Im Alltag kommt diese sprachliche Kreativität oft zum Vorschein. Ein langsamer Fahrer auf der linken Spur der Südautobahn kann morgens schon mal für Hochspannung sorgen. Die Vorliebe der Österreicher für ausdrucksstarke Flüche steht dabei im Kontrast zu anderen Kulturen – etwa den Isländern, die über 50 Wörter für Schnee kennen.

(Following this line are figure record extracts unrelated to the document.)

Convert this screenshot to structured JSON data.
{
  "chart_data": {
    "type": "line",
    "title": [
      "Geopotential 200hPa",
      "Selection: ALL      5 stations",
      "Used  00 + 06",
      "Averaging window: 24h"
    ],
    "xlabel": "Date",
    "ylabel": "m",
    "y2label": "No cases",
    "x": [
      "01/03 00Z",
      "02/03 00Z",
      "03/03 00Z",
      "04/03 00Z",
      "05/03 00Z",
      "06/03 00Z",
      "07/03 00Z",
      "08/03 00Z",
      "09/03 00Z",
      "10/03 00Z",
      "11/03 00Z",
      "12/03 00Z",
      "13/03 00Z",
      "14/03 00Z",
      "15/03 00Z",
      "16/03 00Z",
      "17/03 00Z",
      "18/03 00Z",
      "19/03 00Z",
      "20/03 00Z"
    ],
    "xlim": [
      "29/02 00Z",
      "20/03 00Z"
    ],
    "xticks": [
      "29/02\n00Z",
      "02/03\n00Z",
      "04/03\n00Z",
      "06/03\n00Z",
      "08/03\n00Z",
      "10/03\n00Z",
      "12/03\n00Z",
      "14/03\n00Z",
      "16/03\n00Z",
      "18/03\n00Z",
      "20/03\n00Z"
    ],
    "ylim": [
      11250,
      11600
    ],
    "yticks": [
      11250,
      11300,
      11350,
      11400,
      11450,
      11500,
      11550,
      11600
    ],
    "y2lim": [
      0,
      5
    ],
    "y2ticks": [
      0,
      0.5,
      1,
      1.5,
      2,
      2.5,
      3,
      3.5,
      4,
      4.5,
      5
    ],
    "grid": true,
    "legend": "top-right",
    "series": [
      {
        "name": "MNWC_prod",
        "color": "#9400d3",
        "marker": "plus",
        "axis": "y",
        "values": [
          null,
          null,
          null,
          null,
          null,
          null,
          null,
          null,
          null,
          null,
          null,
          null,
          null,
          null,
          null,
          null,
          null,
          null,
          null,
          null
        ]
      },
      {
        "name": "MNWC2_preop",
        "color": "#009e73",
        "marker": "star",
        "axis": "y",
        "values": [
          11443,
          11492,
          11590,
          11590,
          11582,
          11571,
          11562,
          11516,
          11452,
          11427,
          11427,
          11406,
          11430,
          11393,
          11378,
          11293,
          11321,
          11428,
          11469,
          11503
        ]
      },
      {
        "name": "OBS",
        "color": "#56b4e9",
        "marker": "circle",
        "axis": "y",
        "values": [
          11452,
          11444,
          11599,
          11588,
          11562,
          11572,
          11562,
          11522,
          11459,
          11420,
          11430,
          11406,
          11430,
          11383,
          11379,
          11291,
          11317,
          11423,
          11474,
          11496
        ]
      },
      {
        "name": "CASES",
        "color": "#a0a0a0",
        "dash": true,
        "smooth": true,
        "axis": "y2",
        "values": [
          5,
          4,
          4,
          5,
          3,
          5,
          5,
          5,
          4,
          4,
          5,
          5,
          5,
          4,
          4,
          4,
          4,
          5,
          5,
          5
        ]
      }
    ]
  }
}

Ein neues Buch mit dem Titel „Radikale Freundlichkeit“ schlägt nun einen ganz anderen Weg ein. Statt mit Wut auf Ärgernisse zu reagieren, rät die Autorin zu mehr Güte. Sie schlägt vor, Menschen für Unannehmlichkeiten zu danken, statt sich zu ärgern. Um Selbstmitgefühl zu üben, werden Fehler sogar in „kognitiven Minimalismus“ umgedeutet – statt sich selbst mit harten Beleidigungen zu bestrafen.
Das Buch bietet damit eine Alternative zur lebendigen Schimpfkultur Österreichs. Es ermutigt dazu, Frust durch Dankbarkeit und Verständnis zu ersetzen. Dieser Perspektivwechsel soll Stress abbauen und eine freundlichere Grundhaltung fördern.